Ci risiamo. Durante le giornate che hanno visto Cina e Russia chiudere accordi per un valore di 400 milioni di dollari, mettere a punto i dettagli per il futuro negoziato sul gas, e offrire una risposta congiunta alla crisi ucraina, gli Stati uniti hanno fatto sentire la propria presenza, accusando cinque cinesi – per la prima volta in modo ufficiale – di spionaggio industriale e furto di dati. I magistrati Usa hanno chiesto l’estradizione dei tecnici informatici cinesi, considerati gli elementi di punta di quell’Unità 61398, che da tempo Washington considera il covo dei pirati cinesi, dediti a scorrerie di natura informatica.

Tempo fa un report della Mandiant, società con un ampio interesse nel settore della sicurezza dei dati americana, aveva definito l’Unità 61398, organizzata all’interno di un palazzo anonimo a Shanghai, come una squadra speciale dell’esercito cinese dedita alla cyberwar e comandata direttamente dal governo cinese.

La risposta del Partito comunista è stata durissima: rifiutato, naturalmente, l’ordine di estradizione, Pechino ha accusato l’amministrazione Obama di ipocrisia, richiamando l’ambasciatore, fresco di nomina. «Gli Stati uniti devono alla Cina ed al mondo una spiegazione dei loro comportamenti che sono stati ampiamente condannati dalla comunità internazionale» ha fatto sapere il ministero degli esteri cinese, «invece di cercare di cambiare le carte in tavola puntando il dito contro la Cina in modo arbitrario e ipocrita». Insieme alla convocazione dell’ambasciatore, Pechino ha già adottato delle misure di risposta alla mossa di Washington, ordinando il termine delle attività del gruppo di lavoro congiunto sulla «cyber security» a causa, «della mancanza di sincerità da parte americana nella ricerca di soluzione delle questioni attraverso il dialogo e la cooperazione».

In realtà, queste genere di scontri tra Cina e Stati uniti, non capitano certo per caso.
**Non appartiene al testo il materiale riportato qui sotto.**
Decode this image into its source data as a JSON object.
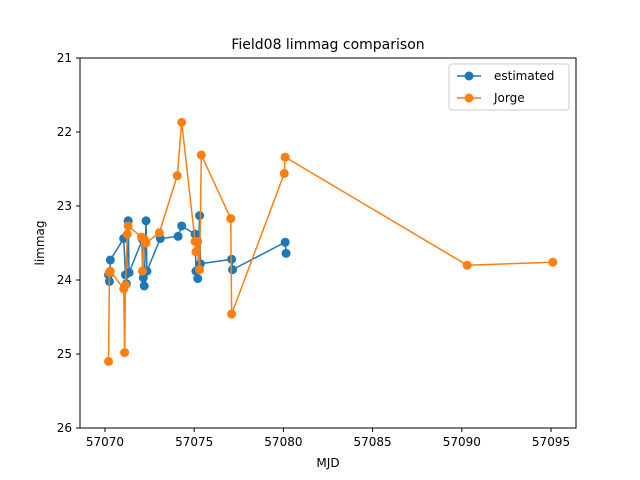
{
  "chart_data": {
    "type": "line",
    "title": "Field08 limmag comparison",
    "xlabel": "MJD",
    "ylabel": "limmag",
    "xlim": [
      57068.6,
      57096.4
    ],
    "ylim": [
      26,
      21
    ],
    "y_inverted": true,
    "xticks": [
      57070,
      57075,
      57080,
      57085,
      57090,
      57095
    ],
    "yticks": [
      21,
      22,
      23,
      24,
      25,
      26
    ],
    "grid": false,
    "legend_position": "top-right",
    "series": [
      {
        "name": "estimated",
        "color": "#1f77b4",
        "marker": "circle",
        "points": [
          [
            57070.2,
            23.93
          ],
          [
            57070.25,
            24.02
          ],
          [
            57070.3,
            23.73
          ],
          [
            57071.05,
            23.44
          ],
          [
            57071.15,
            23.93
          ],
          [
            57071.2,
            24.05
          ],
          [
            57071.3,
            23.2
          ],
          [
            57071.35,
            23.9
          ],
          [
            57072.1,
            23.45
          ],
          [
            57072.15,
            23.97
          ],
          [
            57072.2,
            24.08
          ],
          [
            57072.3,
            23.2
          ],
          [
            57072.35,
            23.88
          ],
          [
            57073.1,
            23.44
          ],
          [
            57074.1,
            23.41
          ],
          [
            57074.3,
            23.27
          ],
          [
            57075.05,
            23.38
          ],
          [
            57075.1,
            23.88
          ],
          [
            57075.2,
            23.98
          ],
          [
            57075.3,
            23.13
          ],
          [
            57075.35,
            23.78
          ],
          [
            57077.1,
            23.72
          ],
          [
            57077.15,
            23.86
          ],
          [
            57080.1,
            23.49
          ],
          [
            57080.15,
            23.64
          ]
        ]
      },
      {
        "name": "Jorge",
        "color": "#ff7f0e",
        "marker": "circle",
        "points": [
          [
            57070.2,
            25.1
          ],
          [
            57070.25,
            23.9
          ],
          [
            57070.3,
            23.88
          ],
          [
            57071.05,
            24.12
          ],
          [
            57071.1,
            24.98
          ],
          [
            57071.15,
            24.07
          ],
          [
            57071.25,
            23.38
          ],
          [
            57071.3,
            23.27
          ],
          [
            57072.05,
            23.42
          ],
          [
            57072.1,
            23.88
          ],
          [
            57072.2,
            23.45
          ],
          [
            57072.3,
            23.5
          ],
          [
            57073.05,
            23.36
          ],
          [
            57074.05,
            22.59
          ],
          [
            57074.3,
            21.87
          ],
          [
            57075.05,
            23.48
          ],
          [
            57075.1,
            23.62
          ],
          [
            57075.2,
            23.48
          ],
          [
            57075.3,
            23.86
          ],
          [
            57075.4,
            22.31
          ],
          [
            57077.05,
            23.17
          ],
          [
            57077.1,
            24.46
          ],
          [
            57080.05,
            22.56
          ],
          [
            57080.1,
            22.34
          ],
          [
            57090.3,
            23.8
          ],
          [
            57095.1,
            23.76
          ]
        ]
      }
    ]
  }
}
Ci sono in ballo diversi fattori geopolitici, che producono la necessità da parte degli Stati uniti di fare sentire il fiato sul collo ai cinesi. In primo luogo l’accusa degli Usa è una risposta all’incontro tra Xi Jinping e Putin, che rischia di creare un pericoloso fronte anti Nato e che potrebbe complicare non poco i giochi europei – e di conseguenza statunitensi – per quanto riguarda il business del gas.

Gli accordi sino-russi sono i frutti di un lavoro diplomatico clamoroso, iniziato con la prima visita di Xi Jinping a Mosca, poco dopo la sua nomina a presidente della Repubblica popolare. E ad ora nero su bianco c’è un contratto di 400 milioni di dollari per la costruzione di un ponte attraverso il fiume Amur, che collegherà il nord est della Cina alla Siberia, una raffineria nella città cinese di Tianjin, sempre più una sorta di propaggine della capitale Pechino, una maggior cooperazione nello sfruttamento delle miniere di carbone e nello sviluppo di infrastrutture per il trasporto in Russia, la costruzione di centrali elettriche in Russia per aumentare le esportazioni di energia in Cina.

Xi e Putin hanno anche firmato una una richiesta congiunta perché i paesi della comunità internazionale «cessino di usare il linguaggio delle sanzioni unilaterali e di incoraggiare attività tese a cambiare il sistema costituzionale di un paese straniero», con un chiaro riferimento all’Ucraina.

La mossa statunitense cerca quindi da un lato di disturbare questo accordo, dall’altro di spingere sulla sensazione di accerchiamento cinese in Asia; non a caso avviene in un momento difficile per Pechino, alle prese con un nazionalismo crescente nella regione (compresa la vittoria elettorale di Modi in India) e che per lo più ha toni anticinesi, come dimostrato recentemente dal Vietnam, o come dimostra da tempo il Giappone di Abe. Paesi che ormai contano sulla vicinanza degli Usa, come ad esempio le Filippine che hanno offerto a Washington le proprie basi, per provare a fare fronte all’arroganza diplomatica cinese in tema di mare conteso.

Infine gli Usa si muovono per puro spirito di difesa delle proprie aziende impegnate nel sempre più complicato e difficile mercato cinese. Nelle settimane scorse c’è stata l’ufficializzazione da parte di Pechino delle accuse di corruzione nei confronti della dirigenza in Cina, di Gsk, multinazionale faramaceutica britannica. Il caso ha l’intenzionalità di un avviso, secondo il detto locale che vuole la scimmia allertata, alla morte di un gallo. Gsk è un esempio: è finito, dice la dirigenza cinese, il tempo del far west. D’ora in avanti, ci sono regole ben precise.